Software giant Microsoft Corp. announced that fiscal third-quarter earnings rose 35 percent, mostly on robust sales of the Windows 7 operating system, offering investors a sign that corporate IT spending is finally picking up after being dormant for almost two years.
For the quarter ended March 31, Microsoft reported $4.01 billion in profit, for 45 cents per common share. The results beat analyst expectations of 42 cents per share—expected by analysts polled by Thomson Reuters. The $4 billion net income was 35 percent higher than its results from the prior year.
Revenues also rose for the Redmond, Wash.-based company, increasing 6 percent to $14.5 billion for the quarter.
Microsoft's fortunes are deeply tied to the number of personal computer shipments, and data from industry research firm Gartner Inc. showed that first quarter PC shipments gained 27 percent from the same period a year ago. The positive results are another sign that consumers are opening their wallets to purchase new computers.
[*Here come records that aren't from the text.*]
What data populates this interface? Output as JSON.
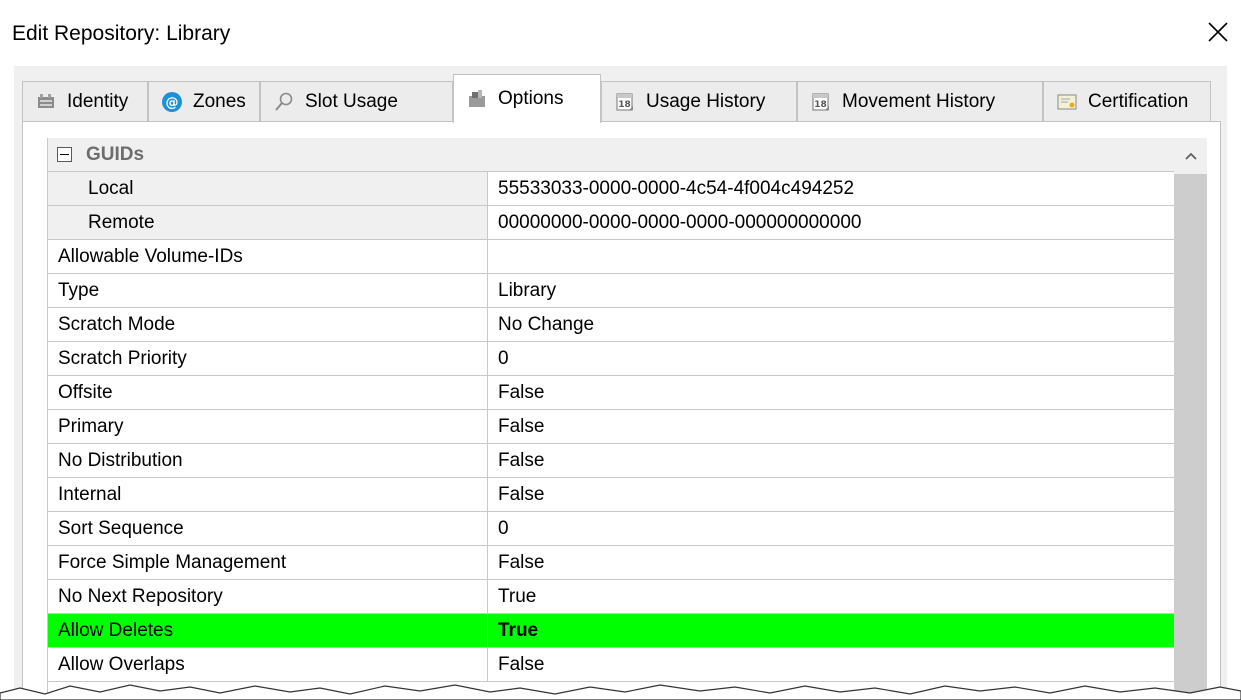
{
  "window": {
    "title": "Edit Repository: Library"
  },
  "tabs": [
    {
      "label": "Identity",
      "icon": "identity-icon"
    },
    {
      "label": "Zones",
      "icon": "at-sign-icon"
    },
    {
      "label": "Slot Usage",
      "icon": "magnifier-icon"
    },
    {
      "label": "Options",
      "icon": "options-icon",
      "active": true
    },
    {
      "label": "Usage History",
      "icon": "calendar-icon"
    },
    {
      "label": "Movement History",
      "icon": "calendar-icon"
    },
    {
      "label": "Certification",
      "icon": "certificate-icon"
    }
  ],
  "grid": {
    "category": {
      "label": "GUIDs"
    },
    "guids": [
      {
        "name": "Local",
        "value": "55533033-0000-0000-4c54-4f004c494252"
      },
      {
        "name": "Remote",
        "value": "00000000-0000-0000-0000-000000000000"
      }
    ],
    "rows": [
      {
        "name": "Allowable Volume-IDs",
        "value": ""
      },
      {
        "name": "Type",
        "value": "Library"
      },
      {
        "name": "Scratch Mode",
        "value": "No Change"
      },
      {
        "name": "Scratch Priority",
        "value": "0"
      },
      {
        "name": "Offsite",
        "value": "False"
      },
      {
        "name": "Primary",
        "value": "False"
      },
      {
        "name": "No Distribution",
        "value": "False"
      },
      {
        "name": "Internal",
        "value": "False"
      },
      {
        "name": "Sort Sequence",
        "value": "0"
      },
      {
        "name": "Force Simple Management",
        "value": "False"
      },
      {
        "name": "No Next Repository",
        "value": "True"
      },
      {
        "name": "Allow Deletes",
        "value": "True",
        "highlighted": true
      },
      {
        "name": "Allow Overlaps",
        "value": "False"
      }
    ]
  },
  "colors": {
    "highlight": "#00ff00",
    "category_text": "#6d6d6d",
    "zones_icon": "#1e90d6"
  }
}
Revenues for Microsoft's online business increased to $566 million but it continues to be a loss-making segment for the company. Its business software and entertainment divisions, which makes the Xbox 360 video-game console, remained relatively flat for the period.
Despite the favorable results, investors failed to be impressed, sending its shares down nearly 4 percent in after-market trading on Thursday evening.